I'll spare you the agony that followed. Fast forward three months into the future, where the project was completed, tested, and delivered to the client. I advised my superiors that it should be deployed as a beta, since it required more real-world testing, but the profit margin didn't allow for that either.
One day, I received a call from the sales rep telling me that he just received a call from our client. The program has stopped working, the client was pissed as hell, and threats were made, the least of which was not paying us our fees.
A couple of direct phone call to the client and I still couldn't get a clear picture of what happened over there. So, I decided to pay them a visit. Since my security clearance was still valid, I decided to go the next day.
Which brings us to the present day, where I'm standing at the jaws of the labyrinth, about to face my Frankenstein. I entered the room, my heart pacing faster as I dragged my feet to where my creation dwelled, to PC No. 27.

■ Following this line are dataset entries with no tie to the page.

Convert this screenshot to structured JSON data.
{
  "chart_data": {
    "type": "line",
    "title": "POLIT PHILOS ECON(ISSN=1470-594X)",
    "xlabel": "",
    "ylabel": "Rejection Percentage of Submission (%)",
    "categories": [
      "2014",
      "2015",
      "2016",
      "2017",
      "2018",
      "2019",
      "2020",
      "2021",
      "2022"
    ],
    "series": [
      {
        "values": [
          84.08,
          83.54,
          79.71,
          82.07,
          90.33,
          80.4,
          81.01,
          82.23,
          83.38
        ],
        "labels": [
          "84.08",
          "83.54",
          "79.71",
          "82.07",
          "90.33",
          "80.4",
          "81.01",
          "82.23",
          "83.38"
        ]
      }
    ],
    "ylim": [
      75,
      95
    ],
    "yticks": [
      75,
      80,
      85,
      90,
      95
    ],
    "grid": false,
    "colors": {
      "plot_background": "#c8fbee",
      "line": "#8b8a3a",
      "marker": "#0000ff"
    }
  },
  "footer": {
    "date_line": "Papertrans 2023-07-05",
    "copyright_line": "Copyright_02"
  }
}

I know I should have been more careful with data reader number three, I thought, I should have used some form of file locking. Or, maybe it’s number five, that one is a little pesky as well. Whatever it is, I surly hope the log file can give me some clue. Unless the log is full, and ...

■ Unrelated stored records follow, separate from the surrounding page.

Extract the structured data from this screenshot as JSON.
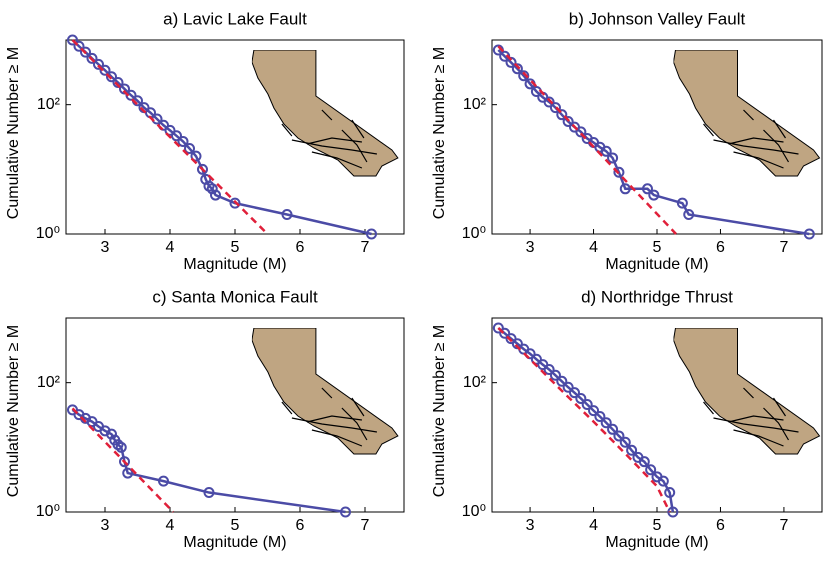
{
  "chart_data": [
    {
      "type": "line",
      "title": "a) Lavic Lake Fault",
      "xlabel": "Magnitude (M)",
      "ylabel": "Cumulative Number ≥ M",
      "xlim": [
        2.4,
        7.6
      ],
      "ylim": [
        1,
        1000
      ],
      "yscale": "log",
      "xticks": [
        3,
        4,
        5,
        6,
        7
      ],
      "yticks": [
        {
          "value": 1,
          "label": "10⁰"
        },
        {
          "value": 100,
          "label": "10²"
        }
      ],
      "series": [
        {
          "color": "#4b4ba6",
          "marker": "circle",
          "x": [
            2.5,
            2.6,
            2.7,
            2.8,
            2.9,
            3.0,
            3.1,
            3.2,
            3.3,
            3.4,
            3.5,
            3.6,
            3.7,
            3.8,
            3.9,
            4.0,
            4.1,
            4.2,
            4.3,
            4.4,
            4.5,
            4.55,
            4.6,
            4.65,
            4.7,
            5.0,
            5.8,
            7.1
          ],
          "values": [
            1000,
            800,
            650,
            520,
            420,
            340,
            270,
            220,
            175,
            140,
            115,
            90,
            75,
            60,
            48,
            40,
            33,
            27,
            21,
            16,
            10,
            7,
            5.5,
            5,
            4,
            3,
            2,
            1
          ]
        },
        {
          "color": "#e0203a",
          "linestyle": "dashed",
          "x": [
            2.5,
            5.5
          ],
          "values": [
            1000,
            1
          ]
        }
      ]
    },
    {
      "type": "line",
      "title": "b) Johnson Valley Fault",
      "xlabel": "Magnitude (M)",
      "ylabel": "Cumulative Number ≥ M",
      "xlim": [
        2.4,
        7.6
      ],
      "ylim": [
        1,
        1000
      ],
      "yscale": "log",
      "xticks": [
        3,
        4,
        5,
        6,
        7
      ],
      "yticks": [
        {
          "value": 1,
          "label": "10⁰"
        },
        {
          "value": 100,
          "label": "10²"
        }
      ],
      "series": [
        {
          "color": "#4b4ba6",
          "marker": "circle",
          "x": [
            2.5,
            2.6,
            2.7,
            2.8,
            2.9,
            3.0,
            3.1,
            3.2,
            3.3,
            3.4,
            3.5,
            3.6,
            3.7,
            3.8,
            3.9,
            4.0,
            4.1,
            4.2,
            4.3,
            4.4,
            4.5,
            4.85,
            4.95,
            5.4,
            5.5,
            7.4
          ],
          "values": [
            700,
            560,
            450,
            360,
            280,
            210,
            160,
            130,
            110,
            90,
            70,
            55,
            45,
            38,
            30,
            26,
            22,
            19,
            15,
            9,
            5,
            5,
            4,
            3,
            2,
            1
          ]
        },
        {
          "color": "#e0203a",
          "linestyle": "dashed",
          "x": [
            2.5,
            5.3
          ],
          "values": [
            800,
            1
          ]
        }
      ]
    },
    {
      "type": "line",
      "title": "c) Santa Monica Fault",
      "xlabel": "Magnitude (M)",
      "ylabel": "Cumulative Number ≥ M",
      "xlim": [
        2.4,
        7.6
      ],
      "ylim": [
        1,
        1000
      ],
      "yscale": "log",
      "xticks": [
        3,
        4,
        5,
        6,
        7
      ],
      "yticks": [
        {
          "value": 1,
          "label": "10⁰"
        },
        {
          "value": 100,
          "label": "10²"
        }
      ],
      "series": [
        {
          "color": "#4b4ba6",
          "marker": "circle",
          "x": [
            2.5,
            2.6,
            2.7,
            2.8,
            2.9,
            3.0,
            3.1,
            3.15,
            3.2,
            3.25,
            3.3,
            3.35,
            3.9,
            4.6,
            6.7
          ],
          "values": [
            38,
            32,
            28,
            25,
            21,
            18,
            16,
            13,
            11,
            10,
            6,
            4,
            3,
            2,
            1
          ]
        },
        {
          "color": "#e0203a",
          "linestyle": "dashed",
          "x": [
            2.5,
            4.05
          ],
          "values": [
            40,
            1
          ]
        }
      ]
    },
    {
      "type": "line",
      "title": "d) Northridge Thrust",
      "xlabel": "Magnitude (M)",
      "ylabel": "Cumulative Number ≥ M",
      "xlim": [
        2.4,
        7.6
      ],
      "ylim": [
        1,
        1000
      ],
      "yscale": "log",
      "xticks": [
        3,
        4,
        5,
        6,
        7
      ],
      "yticks": [
        {
          "value": 1,
          "label": "10⁰"
        },
        {
          "value": 100,
          "label": "10²"
        }
      ],
      "series": [
        {
          "color": "#4b4ba6",
          "marker": "circle",
          "x": [
            2.5,
            2.6,
            2.7,
            2.8,
            2.9,
            3.0,
            3.1,
            3.2,
            3.3,
            3.4,
            3.5,
            3.6,
            3.7,
            3.8,
            3.9,
            4.0,
            4.1,
            4.2,
            4.3,
            4.4,
            4.5,
            4.6,
            4.7,
            4.8,
            4.9,
            5.0,
            5.1,
            5.2,
            5.25
          ],
          "values": [
            700,
            580,
            480,
            400,
            330,
            280,
            230,
            190,
            160,
            130,
            105,
            85,
            70,
            57,
            46,
            37,
            30,
            24,
            19,
            15,
            12,
            9,
            7,
            6,
            4.5,
            3.5,
            3,
            2,
            1
          ]
        },
        {
          "color": "#e0203a",
          "linestyle": "dashed",
          "x": [
            2.5,
            3.0,
            3.5,
            4.0,
            4.5,
            5.0,
            5.2
          ],
          "values": [
            700,
            230,
            75,
            25,
            8,
            2.5,
            1
          ]
        }
      ]
    }
  ]
}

I stopped dead in my tracks, Wait a minute!
One look at the machine and the problem was obvious.
"Didn't we agree that this machine was off-limits?" I asked the security guard and the resident would-be geek, who looked at each other in puzzlement.
"It is. We even distributed a memo about it," answered the geek.

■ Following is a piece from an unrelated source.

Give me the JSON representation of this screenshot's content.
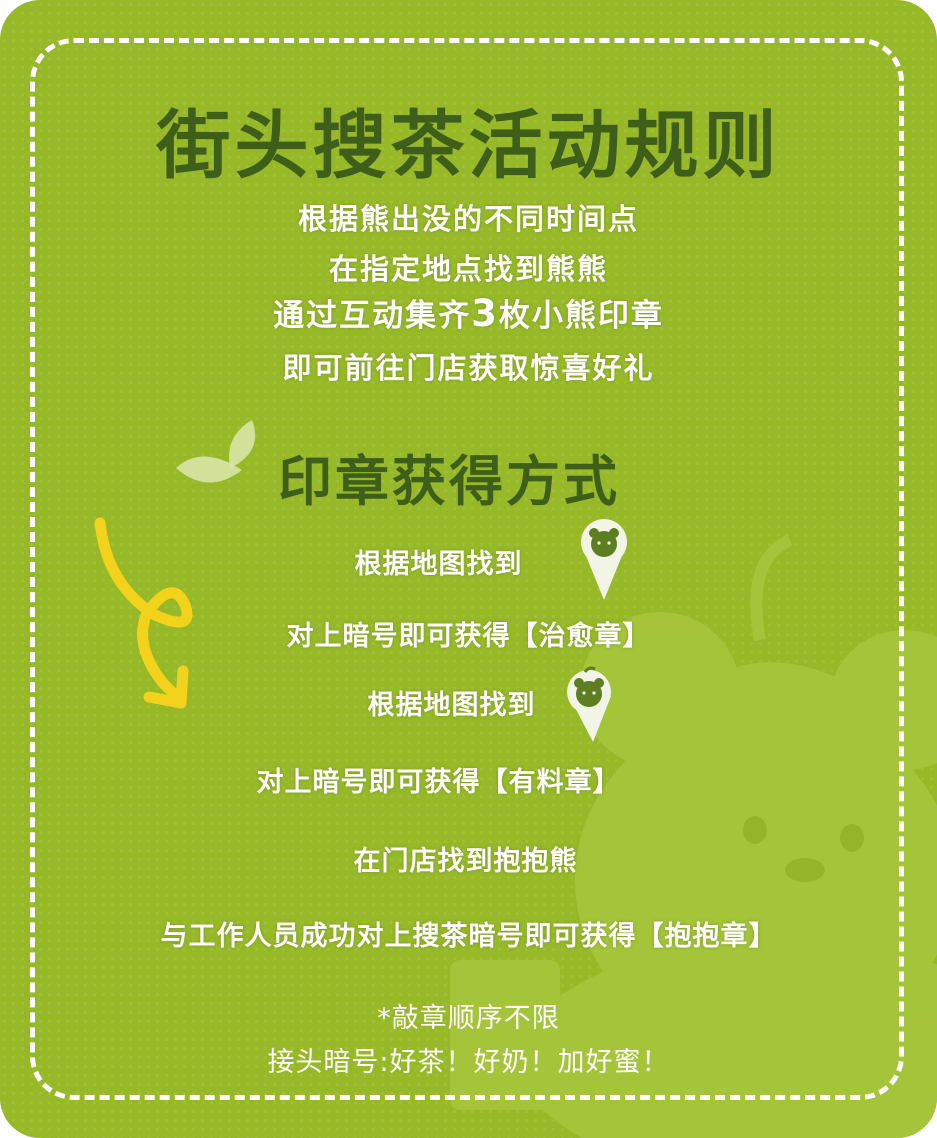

I replied, "I see. Could you please write down the following annex and attach it to the memo?"
The would-be geek took out his Mobile/PDA/Microwave Oven and armed the stylus. "Go ahead," he said.
"The Power cord is off-limits as well," I instructed.
"Err ..." grunted the geek.
I was about to walk out, when geek interjected "Aren’t you going to fix it?"
I stood there in silence.
One Mississippi, two Mississippi, three Mississippi ...
Deeeeep breath ...
Relax ...
Okay, let’s see if I can finish this without getting my ass shipped to Guantanamo Bay.
"You can do it yourself," I suggested, rather forcibly.
"I’m not authorized," he innocently explained.
"I see ... and where are the technicians whom we trained, and who are authorized to do it?"
"They are on vacation."
"All three of them?"
"Yes?"
"Why?"
"Err ... I'm afraid that's classified." said the geek. The security guard turned at me and glared, turning into the most sinister and hellish version of himself, probably as nervous reflex at the mention of the words "classified" and "afraid" in the same sentence.
There was no escaping it. I plugged the power cord in, turned the machine on, waited until the OS booted, and saw the program kick into life automatically. It started aggregating data right away, and everything was okay, at least until the next idiot trips over the power cord.
By the way, a quick look at the logs revealed that the machine had been unplugged for almost three weeks.
I left the dungeon, and never went back. It has been two years now, and we still haven't heard from the Unnamed Government Agency. I would like to think that the quality and craftsmanship of my programming was the reason, but for all I know someone might have just tripped over the power cord again, but this time no one bothered to notice.